Blowin' The Blues Away - 楽譜サンプル
Blowin' The Blues Away|楽曲の特徴と歴史
基本情報
Blowin' The Blues Away は、作曲者SILVER HORACE(ホレス・シルヴァー)によるインストゥルメンタル楽曲。1959年発表のブルーノートからの同名アルバムの表題曲として知られ、作曲者のクインテットによって初出録音が残されています。歌詞は存在せず、作詞者も情報不明。タイトルが示すとおりブルースの語感を帯びつつも、モダン・ジャズの洗練を備えたハード・バップ期を代表するナンバーのひとつとして位置づけられます。
音楽的特徴と演奏スタイル
本曲は、キャッチーなテーマと明快なリフ構成、ソウルフルなフィーリングを核に据えたハード・バップの語法が際立ちます。タイトなアンサンブルで提示されるヘッドから各奏者のソロへと展開し、再びヘッドで締める典型的なジャズのフォームを踏襲。スウィングするビートの推進力、ゴスペル由来のフレージング、ピアノの切れ味あるコンピングが立体的なグルーヴを生み、聴き手に強い印象を残します。メロディは覚えやすく、即興の発火点として機能するよう計算された書法が感じられます。
歴史的背景
1950年代後半は、ニューヨークのジャズ・シーンでハード・バップが成熟した時期。Blowin' The Blues Away は、同潮流の中心にいた作曲家兼ピアニストによる代表的成果の一つで、録音・制作の面でも当時のブルーノート作品らしいクリアな音像とコンパクトな楽曲設計が示されています。キャッチーでブルージーながらモダンな和声感を併せ持つ作風は、ポップ性とジャズの即興性を高次で両立させる当時の美学をよく体現しています。
有名な演奏・録音
最初期のスタジオ録音は、同名アルバムに収められた作曲者のクインテットによるトラックで、今なお基準的なリファレンスとして聴かれます。その後も再発やデジタル配信によりアクセスしやすく、ジャズ入門者から熟練リスナーまで幅広く参照される存在です。

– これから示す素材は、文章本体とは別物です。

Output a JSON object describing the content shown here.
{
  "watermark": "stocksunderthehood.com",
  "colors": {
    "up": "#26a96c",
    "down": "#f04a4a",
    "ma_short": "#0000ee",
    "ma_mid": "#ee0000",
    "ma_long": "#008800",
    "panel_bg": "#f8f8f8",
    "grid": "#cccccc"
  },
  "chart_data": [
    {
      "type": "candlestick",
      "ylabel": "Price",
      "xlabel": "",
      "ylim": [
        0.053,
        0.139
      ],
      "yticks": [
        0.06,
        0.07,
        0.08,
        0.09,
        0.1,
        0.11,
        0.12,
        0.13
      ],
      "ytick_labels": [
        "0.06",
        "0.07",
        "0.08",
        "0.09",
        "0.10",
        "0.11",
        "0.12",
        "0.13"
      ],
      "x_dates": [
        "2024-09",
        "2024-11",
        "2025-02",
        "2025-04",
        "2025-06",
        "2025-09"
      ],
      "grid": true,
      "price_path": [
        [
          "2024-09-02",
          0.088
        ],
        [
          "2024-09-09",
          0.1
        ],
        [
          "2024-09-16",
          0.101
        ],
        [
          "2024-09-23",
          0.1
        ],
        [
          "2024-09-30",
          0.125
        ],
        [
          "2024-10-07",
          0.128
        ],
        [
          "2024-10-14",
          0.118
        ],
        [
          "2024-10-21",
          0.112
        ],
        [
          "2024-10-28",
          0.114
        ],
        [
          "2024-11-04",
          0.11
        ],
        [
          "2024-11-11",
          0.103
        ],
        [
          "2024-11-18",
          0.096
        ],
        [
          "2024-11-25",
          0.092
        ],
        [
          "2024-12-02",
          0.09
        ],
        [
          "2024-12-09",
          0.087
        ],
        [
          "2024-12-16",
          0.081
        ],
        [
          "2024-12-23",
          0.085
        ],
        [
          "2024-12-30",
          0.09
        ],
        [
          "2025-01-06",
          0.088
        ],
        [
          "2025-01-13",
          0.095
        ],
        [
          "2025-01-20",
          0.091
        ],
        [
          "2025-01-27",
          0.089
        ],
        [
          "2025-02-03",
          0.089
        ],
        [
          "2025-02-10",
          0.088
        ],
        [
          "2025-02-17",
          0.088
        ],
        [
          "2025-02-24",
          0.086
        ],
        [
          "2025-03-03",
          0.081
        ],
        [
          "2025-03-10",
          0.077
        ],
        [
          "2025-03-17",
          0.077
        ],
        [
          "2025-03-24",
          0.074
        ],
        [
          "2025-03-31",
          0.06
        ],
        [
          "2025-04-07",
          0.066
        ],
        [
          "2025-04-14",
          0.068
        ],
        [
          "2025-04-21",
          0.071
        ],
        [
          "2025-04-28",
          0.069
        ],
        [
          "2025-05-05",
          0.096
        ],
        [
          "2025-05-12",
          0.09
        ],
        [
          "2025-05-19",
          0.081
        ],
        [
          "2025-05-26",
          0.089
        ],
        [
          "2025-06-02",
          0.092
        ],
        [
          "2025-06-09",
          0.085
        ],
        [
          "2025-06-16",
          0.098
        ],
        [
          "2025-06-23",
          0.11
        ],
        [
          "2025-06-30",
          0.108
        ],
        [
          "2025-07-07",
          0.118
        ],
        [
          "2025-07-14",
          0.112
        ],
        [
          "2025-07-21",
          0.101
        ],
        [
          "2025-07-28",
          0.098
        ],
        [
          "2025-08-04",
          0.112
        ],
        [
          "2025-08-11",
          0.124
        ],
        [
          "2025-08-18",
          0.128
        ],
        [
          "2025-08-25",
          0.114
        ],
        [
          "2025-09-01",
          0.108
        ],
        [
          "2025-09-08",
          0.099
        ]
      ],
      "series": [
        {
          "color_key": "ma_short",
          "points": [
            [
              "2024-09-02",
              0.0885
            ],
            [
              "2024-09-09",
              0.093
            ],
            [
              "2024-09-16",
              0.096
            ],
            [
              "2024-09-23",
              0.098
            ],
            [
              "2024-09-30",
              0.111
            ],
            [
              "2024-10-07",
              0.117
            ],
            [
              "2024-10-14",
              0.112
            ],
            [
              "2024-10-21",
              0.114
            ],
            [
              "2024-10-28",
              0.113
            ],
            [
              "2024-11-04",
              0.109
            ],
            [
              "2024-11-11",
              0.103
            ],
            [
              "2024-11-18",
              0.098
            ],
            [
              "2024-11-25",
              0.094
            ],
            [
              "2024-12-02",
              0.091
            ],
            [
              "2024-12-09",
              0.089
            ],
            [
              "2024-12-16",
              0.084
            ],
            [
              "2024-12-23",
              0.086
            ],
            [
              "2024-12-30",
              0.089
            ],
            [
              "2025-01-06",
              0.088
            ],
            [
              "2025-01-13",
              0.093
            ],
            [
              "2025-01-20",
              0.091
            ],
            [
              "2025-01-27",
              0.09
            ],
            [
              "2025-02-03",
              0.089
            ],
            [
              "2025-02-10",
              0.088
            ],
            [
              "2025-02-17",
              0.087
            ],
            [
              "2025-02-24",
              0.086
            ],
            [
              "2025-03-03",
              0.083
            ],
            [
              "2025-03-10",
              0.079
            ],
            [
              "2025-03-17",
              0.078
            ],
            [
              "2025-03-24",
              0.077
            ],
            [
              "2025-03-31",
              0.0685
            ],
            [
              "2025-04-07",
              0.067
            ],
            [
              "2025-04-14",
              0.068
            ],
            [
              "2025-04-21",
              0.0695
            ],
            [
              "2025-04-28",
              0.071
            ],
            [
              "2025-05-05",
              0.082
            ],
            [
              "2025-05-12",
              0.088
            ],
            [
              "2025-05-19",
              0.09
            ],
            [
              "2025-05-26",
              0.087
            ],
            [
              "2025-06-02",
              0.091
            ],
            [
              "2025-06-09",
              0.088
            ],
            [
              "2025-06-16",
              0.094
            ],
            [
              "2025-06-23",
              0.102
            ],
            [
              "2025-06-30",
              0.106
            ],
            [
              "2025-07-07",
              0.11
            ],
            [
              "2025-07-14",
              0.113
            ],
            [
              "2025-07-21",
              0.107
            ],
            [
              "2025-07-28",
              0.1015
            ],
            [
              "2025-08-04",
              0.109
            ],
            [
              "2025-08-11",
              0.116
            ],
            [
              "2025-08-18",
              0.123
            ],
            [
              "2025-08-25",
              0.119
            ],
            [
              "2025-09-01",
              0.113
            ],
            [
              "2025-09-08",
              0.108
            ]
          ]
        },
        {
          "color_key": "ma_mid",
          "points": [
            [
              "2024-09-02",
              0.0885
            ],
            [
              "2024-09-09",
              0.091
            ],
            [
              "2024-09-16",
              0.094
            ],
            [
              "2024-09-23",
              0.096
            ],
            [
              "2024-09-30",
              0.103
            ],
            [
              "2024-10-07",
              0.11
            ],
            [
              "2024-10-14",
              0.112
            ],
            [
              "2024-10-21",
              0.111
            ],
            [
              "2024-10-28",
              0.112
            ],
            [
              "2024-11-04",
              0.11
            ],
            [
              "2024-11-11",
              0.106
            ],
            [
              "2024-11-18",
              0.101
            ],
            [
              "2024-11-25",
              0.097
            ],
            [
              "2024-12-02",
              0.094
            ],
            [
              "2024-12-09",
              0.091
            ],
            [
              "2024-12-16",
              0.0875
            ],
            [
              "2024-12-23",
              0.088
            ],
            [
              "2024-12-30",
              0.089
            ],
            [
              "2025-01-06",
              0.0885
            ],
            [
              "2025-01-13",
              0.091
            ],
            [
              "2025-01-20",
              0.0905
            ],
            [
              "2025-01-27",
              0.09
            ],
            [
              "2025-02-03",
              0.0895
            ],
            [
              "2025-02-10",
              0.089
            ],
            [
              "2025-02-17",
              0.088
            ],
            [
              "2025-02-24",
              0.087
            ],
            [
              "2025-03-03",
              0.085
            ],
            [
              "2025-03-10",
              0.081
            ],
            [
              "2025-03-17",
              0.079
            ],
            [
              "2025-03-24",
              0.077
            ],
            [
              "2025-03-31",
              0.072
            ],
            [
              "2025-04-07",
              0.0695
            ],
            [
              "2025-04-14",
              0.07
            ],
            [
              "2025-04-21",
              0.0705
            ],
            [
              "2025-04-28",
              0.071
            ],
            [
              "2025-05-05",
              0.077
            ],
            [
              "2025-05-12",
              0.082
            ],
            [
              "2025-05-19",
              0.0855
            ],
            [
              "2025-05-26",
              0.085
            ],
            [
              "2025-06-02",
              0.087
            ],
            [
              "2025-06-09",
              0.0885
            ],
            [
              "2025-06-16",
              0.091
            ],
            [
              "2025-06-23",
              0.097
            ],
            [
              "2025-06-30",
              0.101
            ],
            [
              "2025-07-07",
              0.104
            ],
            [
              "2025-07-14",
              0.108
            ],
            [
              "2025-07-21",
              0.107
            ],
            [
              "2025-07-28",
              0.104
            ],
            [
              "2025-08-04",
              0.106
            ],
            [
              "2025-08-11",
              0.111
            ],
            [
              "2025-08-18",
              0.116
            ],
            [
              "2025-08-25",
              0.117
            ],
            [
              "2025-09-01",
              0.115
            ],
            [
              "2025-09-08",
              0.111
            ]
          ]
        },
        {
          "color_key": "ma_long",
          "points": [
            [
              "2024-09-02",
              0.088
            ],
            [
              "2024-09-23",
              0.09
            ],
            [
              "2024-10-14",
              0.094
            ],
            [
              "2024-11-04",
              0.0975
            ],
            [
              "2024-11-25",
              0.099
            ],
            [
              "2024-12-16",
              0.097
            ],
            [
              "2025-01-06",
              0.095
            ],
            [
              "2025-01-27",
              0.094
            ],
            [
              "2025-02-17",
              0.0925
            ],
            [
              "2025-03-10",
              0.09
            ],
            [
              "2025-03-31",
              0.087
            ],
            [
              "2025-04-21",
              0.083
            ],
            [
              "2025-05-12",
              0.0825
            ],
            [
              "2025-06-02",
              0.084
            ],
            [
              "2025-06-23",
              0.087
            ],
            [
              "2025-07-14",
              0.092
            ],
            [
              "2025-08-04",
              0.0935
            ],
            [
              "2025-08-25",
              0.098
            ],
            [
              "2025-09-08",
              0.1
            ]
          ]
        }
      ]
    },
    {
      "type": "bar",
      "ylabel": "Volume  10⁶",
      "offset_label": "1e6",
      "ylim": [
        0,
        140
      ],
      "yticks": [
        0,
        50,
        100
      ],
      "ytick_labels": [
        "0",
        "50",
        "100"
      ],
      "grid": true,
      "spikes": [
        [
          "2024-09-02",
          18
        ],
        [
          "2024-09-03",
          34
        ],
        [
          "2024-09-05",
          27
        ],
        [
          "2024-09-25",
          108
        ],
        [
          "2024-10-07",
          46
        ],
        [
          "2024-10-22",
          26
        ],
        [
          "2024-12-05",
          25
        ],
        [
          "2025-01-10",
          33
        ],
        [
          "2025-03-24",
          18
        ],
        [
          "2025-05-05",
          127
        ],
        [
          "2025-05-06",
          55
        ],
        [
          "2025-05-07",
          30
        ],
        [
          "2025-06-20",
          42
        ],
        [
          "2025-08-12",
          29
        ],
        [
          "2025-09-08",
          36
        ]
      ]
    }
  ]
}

作曲者自身のバンドによる演奏が特に知られ、アンサンブルの精度とソロの充実が楽曲の魅力を鮮明に伝えています。
現代における評価と影響
本曲は、ハード・バップのコア要素—わかりやすいテーマ、強靭なグルーヴ、即興を活性化するリフ—を兼ね備えた楽曲として長年評価されています。アレンジやアンサンブルの設計が明快で、演奏者にとってはフォーム理解とダイナミクス構築の好題材。リスナーにとっても、モダン・ジャズの魅力を短時間で凝縮して味わえる曲として支持が続いており、現在も再発やストリーミングを通じて定番的に聴かれています。
まとめ
Blowin' The Blues Away は、ブルース感覚とモダンな書法が結びついたハード・バップの精華。初出録音を軸に聴けば、テーマ提示からソロ、エンディングまでの構築美とグルーヴの説得力を明確に体感できます。歌詞は情報不明(インスト)ながら、メロディとリズムだけで強い物語性を生み出す一曲です。